Another reason for the visibility gap is the cost associated with storing significantly larger volumes of log data. However, it is important to weigh any perceived cost savings against the risk of not knowing what data was taken from the organization. This can force the difficult, and often costly, assumption that all accessible data was exfiltrated.

Even without existing file object logs or DLP and EDR solutions, options exist for an experienced digital forensics team such as IBM X-Force. Under the right circumstances, it’s possible to find evidence of exfiltration, even at a very detailed level, by performing memory and disk forensic analysis. In this case, time is a critical factor. Many of the potential artifacts are stored in volatile memory and memory-like artifacts on disk, such as the page file and the hibernation file.
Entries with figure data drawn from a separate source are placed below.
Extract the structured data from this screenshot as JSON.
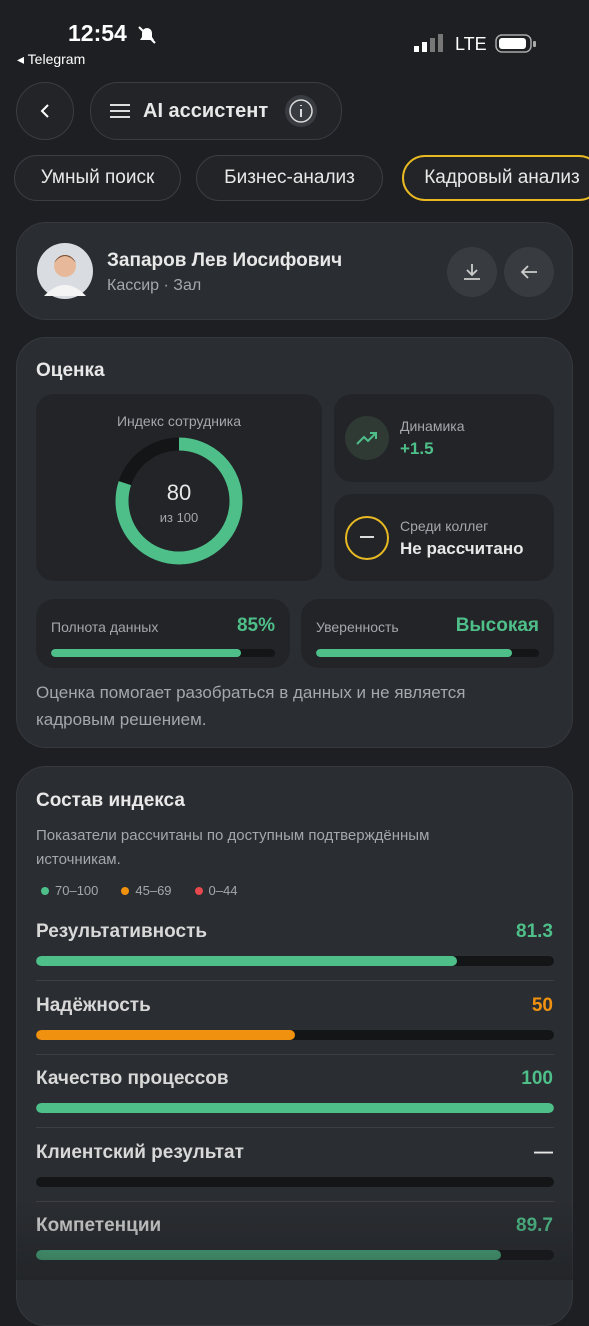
{
  "status": {
    "time": "12:54",
    "back_app": "Telegram",
    "network": "LTE"
  },
  "header": {
    "title": "AI ассистент"
  },
  "tabs": {
    "items": [
      "Умный поиск",
      "Бизнес-анализ",
      "Кадровый анализ"
    ],
    "active": 2
  },
  "profile": {
    "name": "Запаров Лев Иосифович",
    "role": "Кассир · Зал"
  },
  "score": {
    "title": "Оценка",
    "index_label": "Индекс сотрудника",
    "index_value": 80,
    "index_max": 100,
    "index_max_label": "из 100",
    "dynamics": {
      "label": "Динамика",
      "value": "+1.5"
    },
    "peers": {
      "label": "Среди коллег",
      "value": "Не рассчитано"
    },
    "completeness": {
      "label": "Полнота данных",
      "value": 85,
      "value_label": "85%"
    },
    "confidence": {
      "label": "Уверенность",
      "value_label": "Высокая",
      "bar": 88
    },
    "note": "Оценка помогает разобраться в данных и не является кадровым решением."
  },
  "composition": {
    "title": "Состав индекса",
    "subtitle": "Показатели рассчитаны по доступным подтверждённым источникам.",
    "scale_max": 100,
    "legend": [
      {
        "label": "70–100",
        "color": "#4fbf8a"
      },
      {
        "label": "45–69",
        "color": "#f0920f"
      },
      {
        "label": "0–44",
        "color": "#e5484d"
      }
    ],
    "items": [
      {
        "name": "Результативность",
        "value": 81.3,
        "color": "#4fbf8a"
      },
      {
        "name": "Надёжность",
        "value": 50,
        "color": "#f0920f"
      },
      {
        "name": "Качество процессов",
        "value": 100,
        "color": "#4fbf8a"
      },
      {
        "name": "Клиентский результат",
        "value": null,
        "value_label": "—",
        "color": "#e6e6e6"
      },
      {
        "name": "Компетенции",
        "value": 89.7,
        "color": "#4fbf8a"
      }
    ]
  }
}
Data stored in these files is continuously reused and if it takes a week to obtain an image or the system is rebooted, crucial evidence could be lost.

The process of disk and memory forensics is time consuming, making it hard to scale. IBM X-Force recently worked on a ransomware incident in which the threat actor directly exfiltrated data to several cloud storage locations from nearly two dozen compromised systems. While deep‑dive analysis is justifiable for a few systems, doing so at larger scale becomes costly and time‑consuming unless an automation platform is available.

Regardless of how it is implemented, a forensic approach is often the only remaining option when other forms of visibility are unavailable. Given the importance of the question at hand, “What data was taken?” the effort is easily justified.